News of Paris — Fifteen Years Ago
Furioso (Winter, 1947)
“We shouldn’t both be coming from the same direction,” Ruth said. “A lot of people know we’re at the same hotel.”Henry Haven Dell smiled and then they both laughed. It was a bright morning in April and they had just turned off the Champs Elysées toward the English Church.
“I’ll walk on the other side of the street,” he said, “and then we’ll meet at the door.”

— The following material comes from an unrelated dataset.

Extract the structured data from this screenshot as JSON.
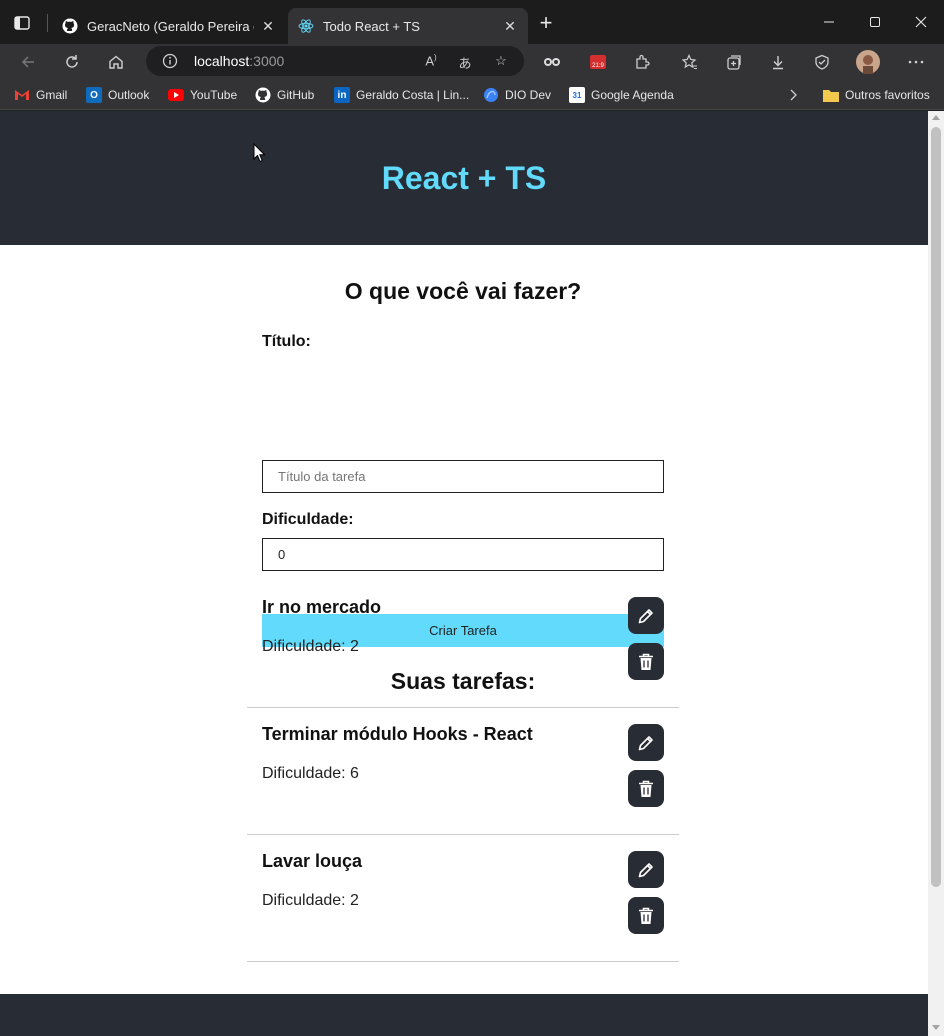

“No, we oughtn’t even to sit together. I’m a countess — laugh it off but anything I do will be in that damn ‘Boulevardier.’”
They stopped momentarily.
“But I hate to leave you,” he said. “You look so lovely.”
“I hate to leave you too,” she whispered. “I never knew how nice you were. But good-bye.”
Half way across the street, he stopped to a great screech of auto horns playing Debussy.
“We’re lunching,” he called back.
She nodded, but continued to walk looking straight ahead on her sidewalk. Henry Haven Dell continued his crossing and then walked quickly, from time to time throwing a happy glance at the figure across the way.
— I wonder if they have telephones in churches, he thought. After the ceremony he would see.
He stood in a rear row, catching Ruth’s eye from time to time, teasing her. It was a very fashionable wedding. As the bride and groom came down the aisle the bride caught his arm and took him with them down the street.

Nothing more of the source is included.